Коробочки больше нет. Прабабушкин сын взял эту коробочку, чтобы держать в ней табак, когда ушел на войну. На войне его убили и закопали вместе со всеми. Может, вместе с этой коробочкой тоже.
А вот буфет, в нем на полке когда-то стояла красивая жестяная коробочка из-под конфет, которые моей прабабушке подарил Достоевский.
Буфета больше нет, его сожгли в печке зимой, в войну. Но, кажется, не в ту, когда убили прабабушкиного сына, то есть моего дедушку. Кажется, это была другая война.

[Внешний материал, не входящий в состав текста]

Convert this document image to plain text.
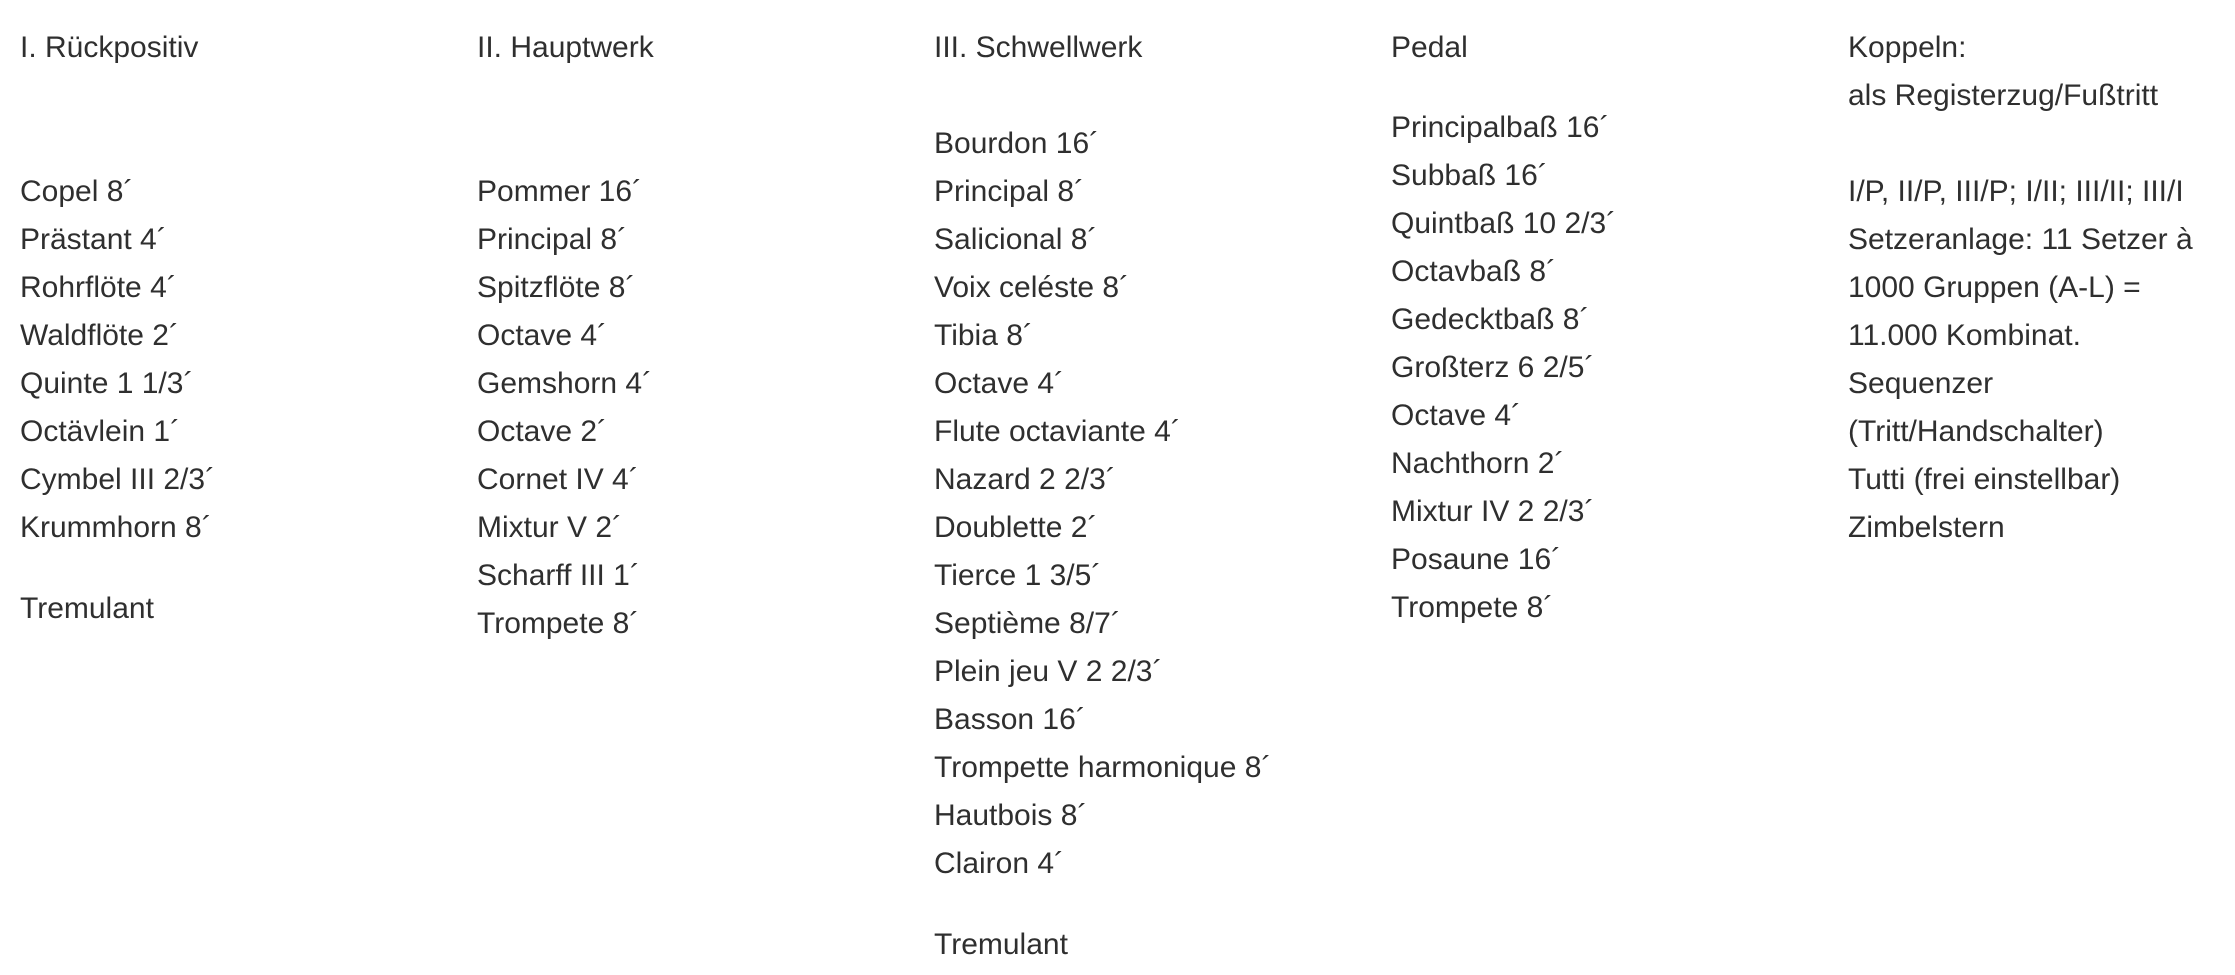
I. Rückpositiv
Copel 8´
Prästant 4´
Rohrflöte 4´
Waldflöte 2´
Quinte 1 1/3´
Octävlein 1´
Cymbel III 2/3´
Krummhorn 8´
Tremulant
II. Hauptwerk
Pommer 16´
Principal 8´
Spitzflöte 8´
Octave 4´
Gemshorn 4´
Octave 2´
Cornet IV 4´
Mixtur V 2´
Scharff III 1´
Trompete 8´
III. Schwellwerk
Bourdon 16´
Principal 8´
Salicional 8´
Voix celéste 8´
Tibia 8´
Octave 4´
Flute octaviante 4´
Nazard 2 2/3´
Doublette 2´
Tierce 1 3/5´
Septième 8/7´
Plein jeu V 2 2/3´
Basson 16´
Trompette harmonique 8´
Hautbois 8´
Clairon 4´
Tremulant
Pedal
Principalbaß 16´
Subbaß 16´
Quintbaß 10 2/3´
Octavbaß 8´
Gedecktbaß 8´
Großterz 6 2/5´
Octave 4´
Nachthorn 2´
Mixtur IV 2 2/3´
Posaune 16´
Trompete 8´
Koppeln:
als Registerzug/Fußtritt
I/P, II/P, III/P; I/II; III/II; III/I
Setzeranlage: 11 Setzer à 1000 Gruppen (A-L) = 11.000 Kombinat.
Sequenzer (Tritt/Handschalter)
Tutti (frei einstellbar)
Zimbelstern
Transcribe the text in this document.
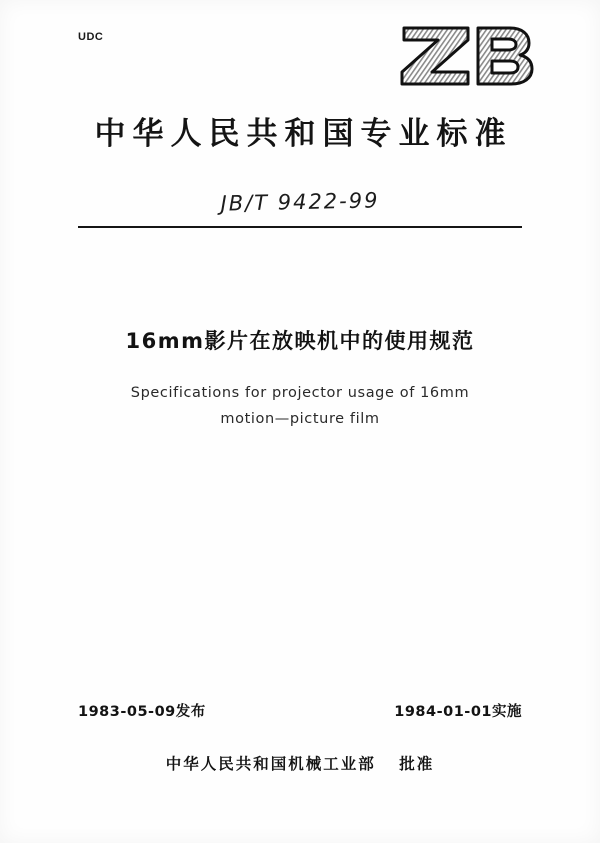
UDC
中华人民共和国专业标准
JB/T 9422-99
16mm影片在放映机中的使用规范
Specifications for projector usage of 16mm
motion—picture film
1983-05-09发布	1984-01-01实施
中华人民共和国机械工业部 批准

Но вот комната, где стоял буфет, на полке которого стояла коробочка из-под конфет.
Комнаты тоже нет, ее разгородили на три – на вроде бы гостиную, якобы спальню и маленький закуток, как бы прихожую. Потому что в коридоре держать пальто было опасно: украдут.
Зато осталась квартира, где была комната, в которой стоял буфет, а на полке была красивая жестяная коробочка из-под конфет, которые моей прабабушке подарил Достоевский, когда она была гимназисткой. Ей было двенадцать лет, кажется. Это было в восьмидесятом, вроде бы.
Потом эту квартиру забрали под какую-то контору. «Центр-Снаб-Сбыт-Торг», ах, разве запомнишь!
Но вот дом, в котором во втором этаже была эта квартира. В которой была большая комната, в два окна, с круглым столом, шесть стульев, диван и люстра с шарами, а между окнами стоял буфет, где на полке была коробочка из-под конфет, подаренных Достоевским. Кажется, в ней тоже держали конфеты.
Дом сгорел. На его месте построили летний кинотеатр.
Потом в него попала бомба. Несчастливое место!
Осталась улица, на которой стоял кинотеатр на месте дома, в котором была квартира, где была комната, где стоял буфет, в котором на полке, между фарфоровой сахарницей и серебряным молочником, стояла жестянка из-под конфет. Семейная реликвия. Достоевский подарил прабабушке-гимназистке. Прабабушкина мама почему-то не любила эту историю. Но прабабушкин папа велел, чтоб коробочку сохранили: все-таки Достоевский.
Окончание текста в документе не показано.